Tuesday, October 07, 2008

Refuge for the Desperate

Vice President Vincent Siew visited Taipei 101 to pray yesterday. President Ma Ying-jeou did so on

Saturday. They both prayed before a gold Buddha image presented as a gift to one of Taiwan’s popular Buddhist patriarchs by his Thai counterpart. The two leaders of Taiwan implored divine help end the country’s seemingly endless trouble just as ancient Chinese emperors did.

Siew and Ma addressed their prayers to what is called the Wealth and Honor Gold Buddha, given to Master Daoxin of Taiwan’s Ghridhrakuta (Vulture Mountain). Incidentally, Vulture Mountain, near the ancient city of Radjagriha in India, is one of the sacred places where Gautama Siddhartha, the Buddha, expounded the original Buddhist doctrine (one very much different from populist Mahayana Buddhism now practiced in Taiwan) to bikhsu (Buddhist fakirs) and senior bodhisattvas (who were Buddhists with right wisdom, but not yet with consummate penetration in this secular world, unlike those in Mahayana Buddhism who could save and help the faithful). Perhaps, both Siew and Ma truly believe their prayers will be answered. But we like to believe they let themselves be persuaded by their staff, who are convinced that all the woes that are gripping Taiwan have resulted from Premier Liu Chao-shiuan’s failure to worship the ghosts during the Ghost Festival in the summer, and that Matsu, the Goddess of the Seas, hinted through a medium she would get Ma out of all the trouble in three months’ time. In particular, some on the staff love the title of the gold Buddha. It’s Wealth and Honor, which Taiwan is seeking desperately.

We are sure of one thing. The staff members who have suggested that Siew and Ma bark up the wrong tree are no Buddhists. The followers of the Buddha are taught wealth and honor are human cravings, or “tanha,” they have to renounce in order to be enlightened. Calling for divine help used to be a popular Taoist practice, but Buddhism and Taoism have long merged into one hybrid folk religion in Taiwan.

There’s little doubt that some of Ma’s top aides, who want desperately to get their boss out of trouble, are at their wits’ end. Otherwise, they wouldn’t dare try to talk the president and the vice president into visiting Taipei 101. But the real trouble is that Taiwan can’t get out of the trouble it is facing and will continue to face in three months. What kind of friendly persuasion will the assistants resort to then?
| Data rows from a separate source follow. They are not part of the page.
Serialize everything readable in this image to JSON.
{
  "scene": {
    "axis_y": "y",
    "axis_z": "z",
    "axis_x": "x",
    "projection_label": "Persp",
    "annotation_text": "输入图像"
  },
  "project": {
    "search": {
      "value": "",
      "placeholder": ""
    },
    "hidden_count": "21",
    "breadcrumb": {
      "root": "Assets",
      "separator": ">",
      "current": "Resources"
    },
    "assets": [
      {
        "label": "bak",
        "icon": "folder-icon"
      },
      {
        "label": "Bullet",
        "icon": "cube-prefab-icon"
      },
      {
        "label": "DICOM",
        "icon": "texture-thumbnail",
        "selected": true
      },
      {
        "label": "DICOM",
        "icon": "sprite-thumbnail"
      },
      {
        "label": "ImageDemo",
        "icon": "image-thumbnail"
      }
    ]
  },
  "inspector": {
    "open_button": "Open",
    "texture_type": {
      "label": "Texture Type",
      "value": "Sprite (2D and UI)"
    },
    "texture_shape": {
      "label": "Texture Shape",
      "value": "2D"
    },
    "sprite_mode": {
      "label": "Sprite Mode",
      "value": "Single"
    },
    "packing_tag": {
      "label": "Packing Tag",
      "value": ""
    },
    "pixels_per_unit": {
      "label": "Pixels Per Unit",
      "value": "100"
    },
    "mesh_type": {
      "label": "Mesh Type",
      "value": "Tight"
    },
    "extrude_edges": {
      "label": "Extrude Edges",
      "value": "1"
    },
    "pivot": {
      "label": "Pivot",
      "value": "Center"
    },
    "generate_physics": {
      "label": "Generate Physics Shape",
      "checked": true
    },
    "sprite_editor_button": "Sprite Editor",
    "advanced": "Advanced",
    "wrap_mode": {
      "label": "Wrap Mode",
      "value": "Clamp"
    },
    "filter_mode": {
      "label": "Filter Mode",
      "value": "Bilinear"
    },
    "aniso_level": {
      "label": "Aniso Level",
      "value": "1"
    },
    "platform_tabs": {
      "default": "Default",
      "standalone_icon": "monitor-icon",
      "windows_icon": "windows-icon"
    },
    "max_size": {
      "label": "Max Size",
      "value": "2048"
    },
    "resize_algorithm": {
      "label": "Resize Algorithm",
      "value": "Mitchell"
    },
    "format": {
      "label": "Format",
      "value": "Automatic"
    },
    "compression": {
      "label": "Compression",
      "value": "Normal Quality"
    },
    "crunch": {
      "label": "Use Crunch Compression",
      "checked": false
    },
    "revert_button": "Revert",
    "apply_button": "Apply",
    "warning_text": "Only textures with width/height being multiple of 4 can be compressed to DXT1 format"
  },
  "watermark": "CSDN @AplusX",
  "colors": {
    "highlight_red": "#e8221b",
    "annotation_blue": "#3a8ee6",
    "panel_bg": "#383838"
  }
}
They may request Ma to write a self-reproaching edict, like the one the puppet Guangxi emperor of the Qing Dynasty issued after an allied army had sacked Beijing in the Boxer Rebellion of 1900. The emperor and his aunt Empress Dowager, who kept him hostage, had to flee the capital when the army with contingents contributed by eight countries marched on Beijing to rescue their diplomats and families. The emperor had to tell his subjects he had to take responsibility for “shaming” his empire.